The number of deaths of homeless people increased in the Denver, Colorado metro area as well, with 263 total recorded last year; however, local agencies state that these figures are incomplete due to incomplete record keeping. Other cities in Colorado also saw increased numbers of deaths, mostly due to sub-zero conditions, although some were the victims of violent attacks. Many of them were in their 40s. Others died due to opioid use, specifically from the use of fentanyl.

The nation’s capital, Washington D.C., recorded 77 homeless deaths last year, but this figure does not account for additional autopsies that remain to be completed by the medical examiner’s office, which has a 90-day delay in reporting. According to the Washington Post, D.C. appears to be on track to exceed the 100-deaths mark, after recording 180 deaths in 2020 and 138 in 2021.

A study conducted by The Guardian and the University of Washington found that from 2016 to 2020, the deaths of people experiencing homelessness in the US rose by 77 percent, representing at least 18,000 deaths.
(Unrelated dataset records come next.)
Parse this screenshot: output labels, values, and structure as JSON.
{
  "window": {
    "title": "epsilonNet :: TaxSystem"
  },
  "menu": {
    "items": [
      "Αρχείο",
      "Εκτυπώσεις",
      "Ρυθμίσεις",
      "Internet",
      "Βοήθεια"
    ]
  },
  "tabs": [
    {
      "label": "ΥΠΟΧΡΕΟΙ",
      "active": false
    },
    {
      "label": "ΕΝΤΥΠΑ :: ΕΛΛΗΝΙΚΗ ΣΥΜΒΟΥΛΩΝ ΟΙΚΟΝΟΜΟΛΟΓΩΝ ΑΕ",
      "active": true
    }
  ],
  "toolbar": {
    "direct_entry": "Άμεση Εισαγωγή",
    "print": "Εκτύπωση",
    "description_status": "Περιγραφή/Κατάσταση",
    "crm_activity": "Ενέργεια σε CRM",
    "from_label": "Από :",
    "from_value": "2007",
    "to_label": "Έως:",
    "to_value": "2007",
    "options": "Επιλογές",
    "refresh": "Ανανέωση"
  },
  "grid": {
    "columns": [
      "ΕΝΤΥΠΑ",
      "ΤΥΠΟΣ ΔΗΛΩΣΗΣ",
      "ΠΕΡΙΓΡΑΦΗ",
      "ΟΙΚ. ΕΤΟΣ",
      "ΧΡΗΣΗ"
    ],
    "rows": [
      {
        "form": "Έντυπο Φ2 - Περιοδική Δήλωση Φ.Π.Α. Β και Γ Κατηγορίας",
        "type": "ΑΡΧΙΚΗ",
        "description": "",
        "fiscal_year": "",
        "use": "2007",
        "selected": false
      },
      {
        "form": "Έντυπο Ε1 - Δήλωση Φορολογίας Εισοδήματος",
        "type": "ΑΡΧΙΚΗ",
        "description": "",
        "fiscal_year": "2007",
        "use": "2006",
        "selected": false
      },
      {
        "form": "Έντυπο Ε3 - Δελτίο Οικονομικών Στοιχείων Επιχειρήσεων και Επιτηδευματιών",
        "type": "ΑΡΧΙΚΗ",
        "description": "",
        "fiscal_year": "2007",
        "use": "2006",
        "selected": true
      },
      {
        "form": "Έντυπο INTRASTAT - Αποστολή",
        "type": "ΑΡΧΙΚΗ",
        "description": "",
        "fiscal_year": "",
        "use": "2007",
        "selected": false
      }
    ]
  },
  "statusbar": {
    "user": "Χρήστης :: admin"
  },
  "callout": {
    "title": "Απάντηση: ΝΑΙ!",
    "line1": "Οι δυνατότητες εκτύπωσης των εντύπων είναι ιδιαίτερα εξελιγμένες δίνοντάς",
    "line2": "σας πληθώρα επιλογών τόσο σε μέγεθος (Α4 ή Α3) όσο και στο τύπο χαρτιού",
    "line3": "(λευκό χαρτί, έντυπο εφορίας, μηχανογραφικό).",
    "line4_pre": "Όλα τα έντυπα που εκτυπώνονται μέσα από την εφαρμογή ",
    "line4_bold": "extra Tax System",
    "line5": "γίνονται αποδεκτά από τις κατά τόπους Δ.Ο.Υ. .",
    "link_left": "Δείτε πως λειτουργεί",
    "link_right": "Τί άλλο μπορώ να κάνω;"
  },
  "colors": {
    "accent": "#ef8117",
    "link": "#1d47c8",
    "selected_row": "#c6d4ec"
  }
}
Regardless of the location of death, a clear fact remains: The life of the average American is seen by the capitalist ruling elite as dispensable, expendable, and holds no value except when it can be exploited for profit.  

The explosion in the rise of homelessness itself has been caused by a multitude of  factors. Millions of Americans have been pushed to the brink of or directly into the path of impoverishment and ruin by the bipartisan attack on living standards and social programs over the past 40 years; successive bailouts of corporations and banks overseen by both Democratic and Republican administrations, of which the burden of paying for them has been placed on the backs of the working class; the countless sellouts and betrayals by rotten corporatist union bureaucracies; trillions of dollars spent to build up the military and wage endless wars which have given way to the US-NATO proxy war against Russian in Ukraine.
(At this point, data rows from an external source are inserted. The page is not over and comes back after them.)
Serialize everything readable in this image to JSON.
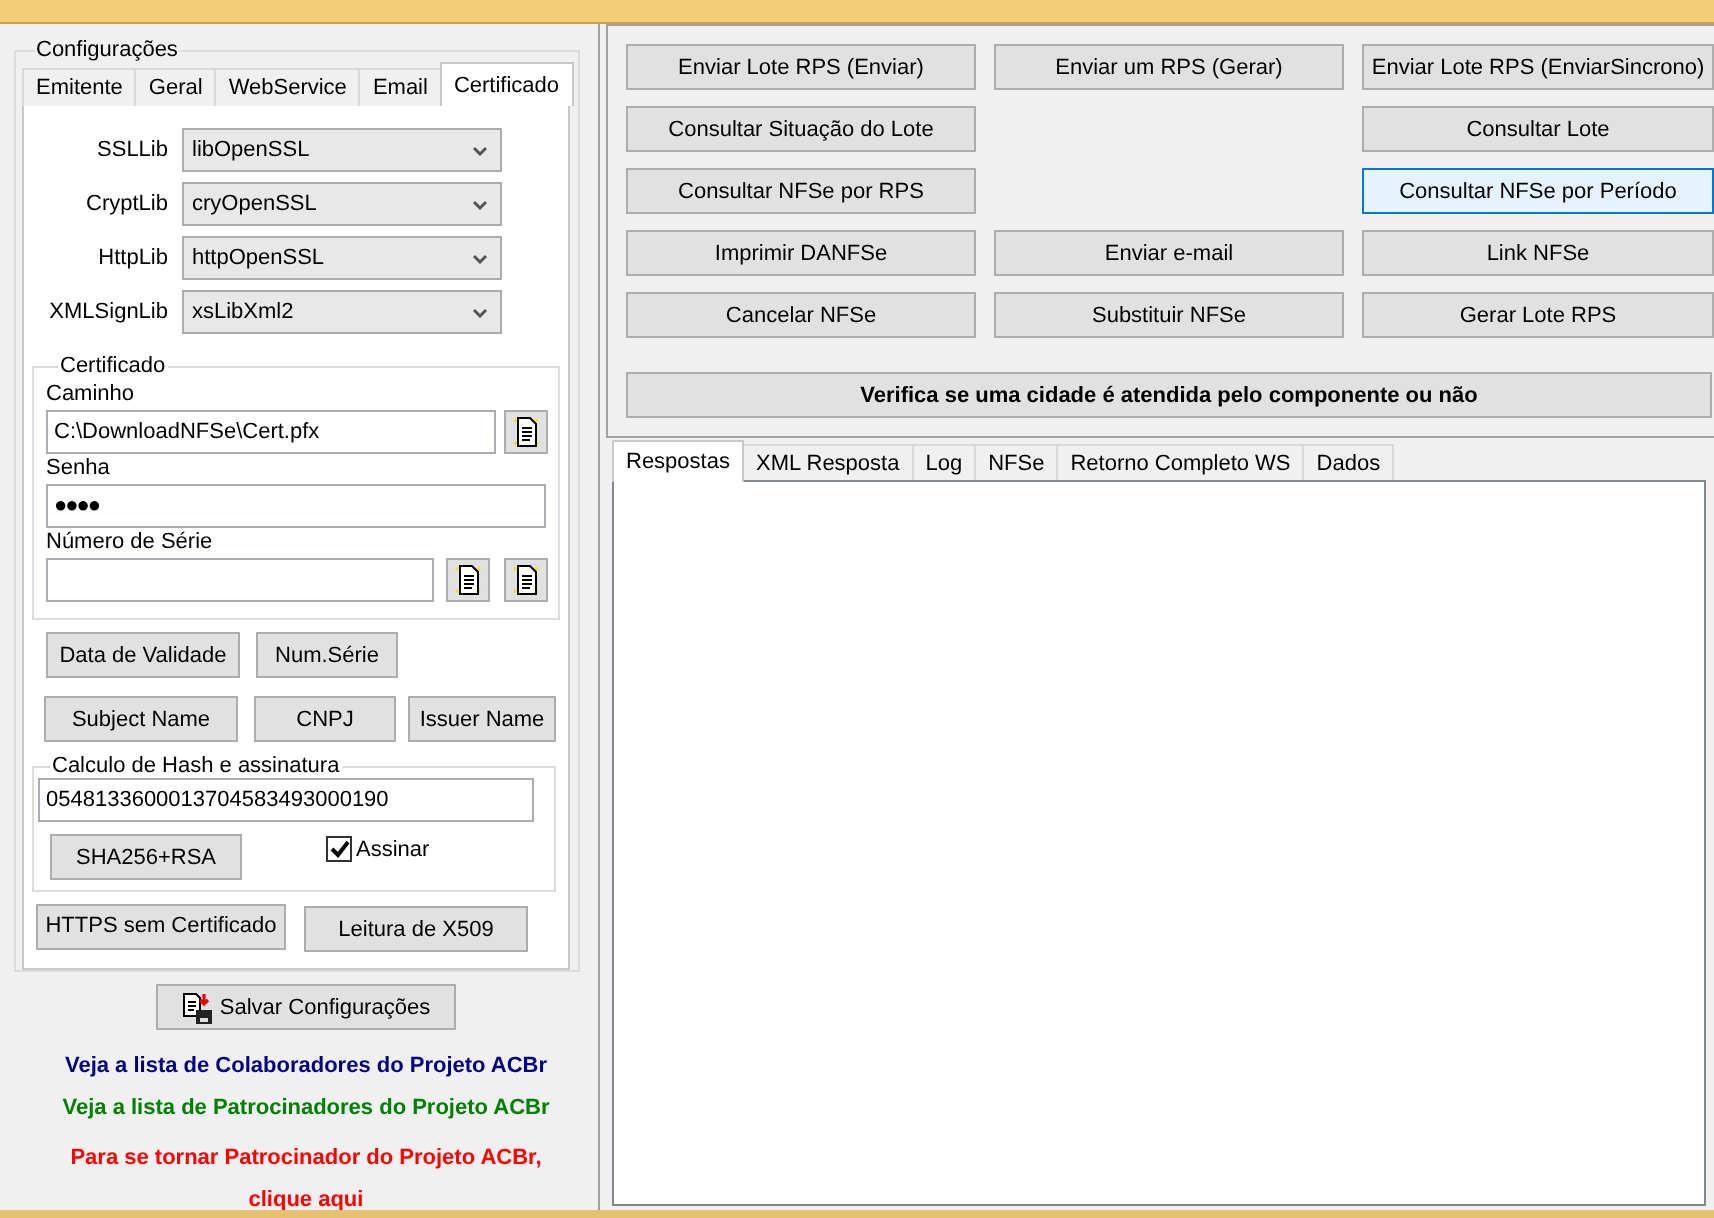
{
  "config": {
    "title": "Configurações",
    "tabs": [
      {
        "label": "Emitente",
        "selected": false
      },
      {
        "label": "Geral",
        "selected": false
      },
      {
        "label": "WebService",
        "selected": false
      },
      {
        "label": "Email",
        "selected": false
      },
      {
        "label": "Certificado",
        "selected": true
      }
    ],
    "libs": [
      {
        "label": "SSLLib",
        "value": "libOpenSSL"
      },
      {
        "label": "CryptLib",
        "value": "cryOpenSSL"
      },
      {
        "label": "HttpLib",
        "value": "httpOpenSSL"
      },
      {
        "label": "XMLSignLib",
        "value": "xsLibXml2"
      }
    ],
    "certificate": {
      "title": "Certificado",
      "path_label": "Caminho",
      "path": "C:\\DownloadNFSe\\Cert.pfx",
      "password_label": "Senha",
      "password": "●●●●",
      "serial_label": "Número de Série"
    },
    "cert_buttons": [
      [
        "Data de Validade",
        "Num.Série"
      ],
      [
        "Subject Name",
        "CNPJ",
        "Issuer Name"
      ]
    ],
    "hash": {
      "title": "Calculo de Hash e assinatura",
      "value": "0548133600013704583493000190",
      "button": "SHA256+RSA",
      "sign": {
        "label": "Assinar",
        "checked": true
      }
    },
    "bottom_buttons": [
      "HTTPS sem Certificado",
      "Leitura de X509"
    ]
  },
  "save_button": "Salvar Configurações",
  "links": [
    {
      "lines": [
        "Veja a lista de Colaboradores do Projeto ACBr"
      ],
      "color": "#000080"
    },
    {
      "lines": [
        "Veja a lista de Patrocinadores do Projeto ACBr"
      ],
      "color": "#008000"
    },
    {
      "lines": [
        "Para se tornar Patrocinador do Projeto ACBr,",
        "clique aqui"
      ],
      "color": "#ff0000"
    }
  ],
  "actions": [
    [
      {
        "kind": "button",
        "label": "Enviar Lote RPS (Enviar)",
        "focused": false
      },
      {
        "kind": "button",
        "label": "Enviar um RPS (Gerar)",
        "focused": false
      },
      {
        "kind": "button",
        "label": "Enviar Lote RPS (EnviarSincrono)",
        "focused": false
      }
    ],
    [
      {
        "kind": "button",
        "label": "Consultar Situação do Lote",
        "focused": false
      },
      {
        "kind": "gap"
      },
      {
        "kind": "button",
        "label": "Consultar Lote",
        "focused": false
      }
    ],
    [
      {
        "kind": "button",
        "label": "Consultar NFSe por RPS",
        "focused": false
      },
      {
        "kind": "gap"
      },
      {
        "kind": "button",
        "label": "Consultar NFSe por Período",
        "focused": true
      }
    ],
    [
      {
        "kind": "button",
        "label": "Imprimir DANFSe",
        "focused": false
      },
      {
        "kind": "button",
        "label": "Enviar e-mail",
        "focused": false
      },
      {
        "kind": "button",
        "label": "Link NFSe",
        "focused": false
      }
    ],
    [
      {
        "kind": "button",
        "label": "Cancelar NFSe",
        "focused": false
      },
      {
        "kind": "button",
        "label": "Substituir NFSe",
        "focused": false
      },
      {
        "kind": "button",
        "label": "Gerar Lote RPS",
        "focused": false
      }
    ]
  ],
  "check_city_button": "Verifica se uma cidade é atendida pelo componente ou não",
  "response_tabs": [
    {
      "label": "Respostas",
      "selected": true
    },
    {
      "label": "XML Resposta",
      "selected": false
    },
    {
      "label": "Log",
      "selected": false
    },
    {
      "label": "NFSe",
      "selected": false
    },
    {
      "label": "Retorno Completo WS",
      "selected": false
    },
    {
      "label": "Dados",
      "selected": false
    }
  ]
}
The ruling class’s disregard for human life is most naked in the handling of the COVID-19 pandemic. Where Trump openly threw caution to the wind in terms of a policy to fight against and contain the spread of the virus, Biden rode in on a wave of popular optimism that he would “follow the science” if he were elected president.

As the last few years have proved, the Biden administration has done anything but keep this promise, declaring the pandemic over while eliminating public health measures such as enforcing lockdowns, requiring the wearing of masks, social distancing and quarantining those who are sick or exposed. The consequences have been the official deaths of over one million people in the US and over 20 million worldwide, and even such ghastly figures are widely known to be vastly undercounted.

The fight for socialism is bound up with a fight for access to social rights which include housing, employment, education, health care and basic necessities. This must be waged as part of a larger fight against militarism, war, and capitalism—the source of all inequality and want.